汉密尔顿承认伯尔在法庭上足智多谋,但他指出这个外壳之内其实空无一物。“可以肯定地说,伯尔在法庭上能够胜出,依靠的是机智灵巧,而非合理的判断和严密的逻辑。”[33]在另一个场合,汉密尔顿更为详细地阐述他的观点:“他的论点简明,他的致辞令人愉快,他的举止则更令人欣赏——它们是十分有吸引力的。但当我分析他的论点时,我从来都无法洞悉他的‘伟大’究竟存在于何处。
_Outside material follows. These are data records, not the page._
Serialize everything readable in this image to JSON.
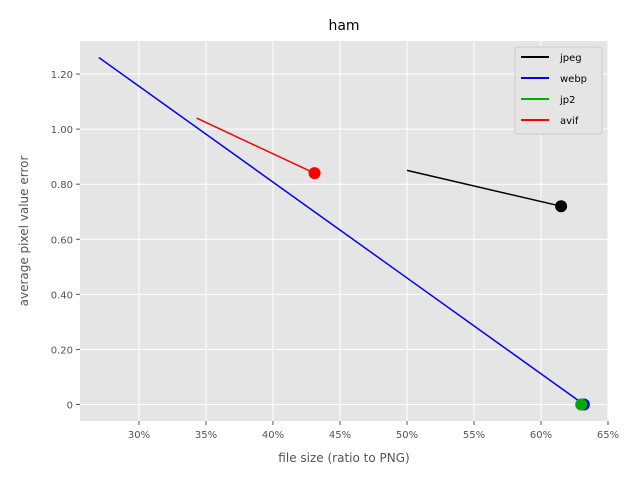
{
  "chart_data": {
    "type": "line",
    "title": "ham",
    "xlabel": "file size (ratio to PNG)",
    "ylabel": "average pixel value error",
    "xlim": [
      25.6,
      65
    ],
    "ylim": [
      -0.06,
      1.32
    ],
    "xticks": [
      30,
      35,
      40,
      45,
      50,
      55,
      60,
      65
    ],
    "xtick_labels": [
      "30%",
      "35%",
      "40%",
      "45%",
      "50%",
      "55%",
      "60%",
      "65%"
    ],
    "yticks": [
      0,
      0.2,
      0.4,
      0.6,
      0.8,
      1.0,
      1.2
    ],
    "ytick_labels": [
      "0",
      "0.20",
      "0.40",
      "0.60",
      "0.80",
      "1.00",
      "1.20"
    ],
    "grid": true,
    "legend_position": "top-right",
    "series": [
      {
        "name": "jpeg",
        "color": "#000000",
        "x": [
          50.0,
          61.5
        ],
        "y": [
          0.85,
          0.72
        ],
        "marker": {
          "x": 61.5,
          "y": 0.72
        }
      },
      {
        "name": "webp",
        "color": "#0000ff",
        "x": [
          27.0,
          63.2
        ],
        "y": [
          1.26,
          0.0
        ],
        "marker": {
          "x": 63.2,
          "y": 0.0
        }
      },
      {
        "name": "jp2",
        "color": "#00aa00",
        "x": [
          63.0,
          63.0
        ],
        "y": [
          0.0,
          0.0
        ],
        "marker": {
          "x": 63.0,
          "y": 0.0
        }
      },
      {
        "name": "avif",
        "color": "#ff0000",
        "x": [
          34.3,
          43.1
        ],
        "y": [
          1.04,
          0.84
        ],
        "marker": {
          "x": 43.1,
          "y": 0.84
        }
      }
    ]
  }
}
”[34]汉密尔顿敬仰法律,而伯尔则常常流露出对法律的厌倦和藐视。他说:“法律就是驳倒对方,保护自己。”[35]
事实上,汉密尔顿和伯尔之间的这种竞争,是起源于他们从事法律业务的初期。伯尔早期的传记作家詹姆斯·帕顿(JamesParton)讲述的一则故事证明了这一说法。某一次他们两个人一起为一个客户辩护,随之而来的问题就是谁先说,谁做最后的陈词。协议规定由首席律师做最后的总结陈述,汉密尔顿希望自己能够担任这个职务。伯尔对汉密尔顿这种自负的行为十分生气,以至于在他一开始发言,就把汉密尔顿可能说的要点全都讲了出来。很显然,伯尔这一招非常奏效,尴尬的汉密尔顿在最后几乎无话可说了。[36]如果这个故事是真实的,那么它应该算是亚历山大·汉密尔顿为数不多的几次无话可说的情形之一了。
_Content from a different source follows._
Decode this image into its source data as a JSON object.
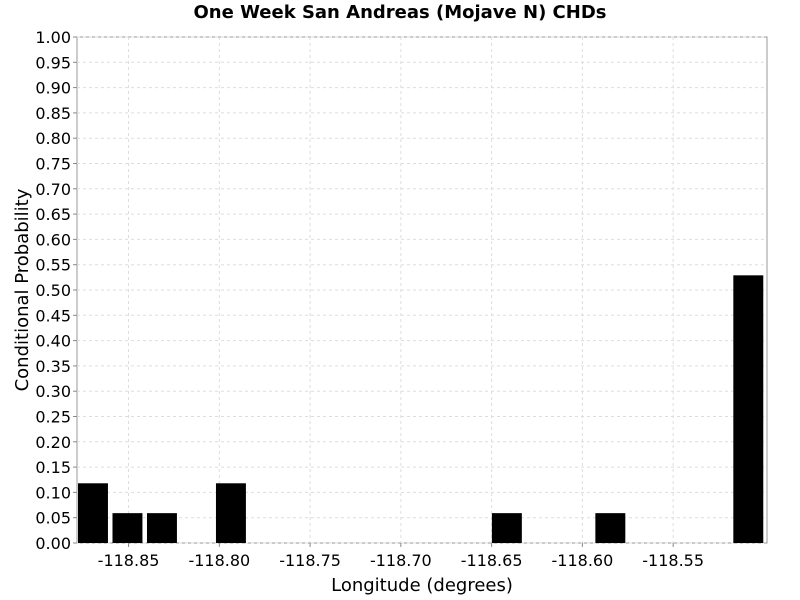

作为纽约的一名律师,汉密尔顿很愿意帮助这个国家从充满希望的革命年代顺利过渡到依靠严肃的法律统治的战后平稳时代。他知道和战争时代一样,维持和平也是一项艰巨的任务。多年的战争所造成的那种暴戾倾向能被疏导为有益的力量吗?独立战争把各种团体团结在一起,如果战时同志情谊未能将大家拧成一股绳,阶级对立、区域差别和意识形态方面的分歧会让这个新生国家四分五裂吗?这些问题在英军曾经的大本营——纽约显得尤为急切。即使是在战前,纽约的革命积极性似乎就不如其他地方热烈,并且这个州被英军占领的时间比其他任何地方都要长。汉密尔顿明白,许多纽约市民在战争期间都保持中立或者是完全的亲英分子,他们对英国人的离开感到遗憾。他对罗伯特·莫里斯说,他认为在战争爆发时,纽约市民中有“接近一半的人希望英国继续统治,而不是他们自己的独立……现在可能仍然有三分之一的人内心还是站在敌人一边的”。[37]
许多爱国者发现,对亲英分子施以同情是很困难的,这些人通常都是富裕的英国国教徒商人和旧社会的中坚分子。让事态更加恶化的是,纽约城已经目睹了许多英国人的暴行。一大群美国士兵被囚禁在停泊在东河上的英国监狱船里,船上虱子肆虐。令人吃惊的是,这些船上的1。1万名爱国者由于污物、疾病、营养不良和非人的虐待而死去。许多年来,死者的尸骨都在岸边受着海水的冲洗。纽约人如何能够宽恕这些令人发指的残暴行径呢!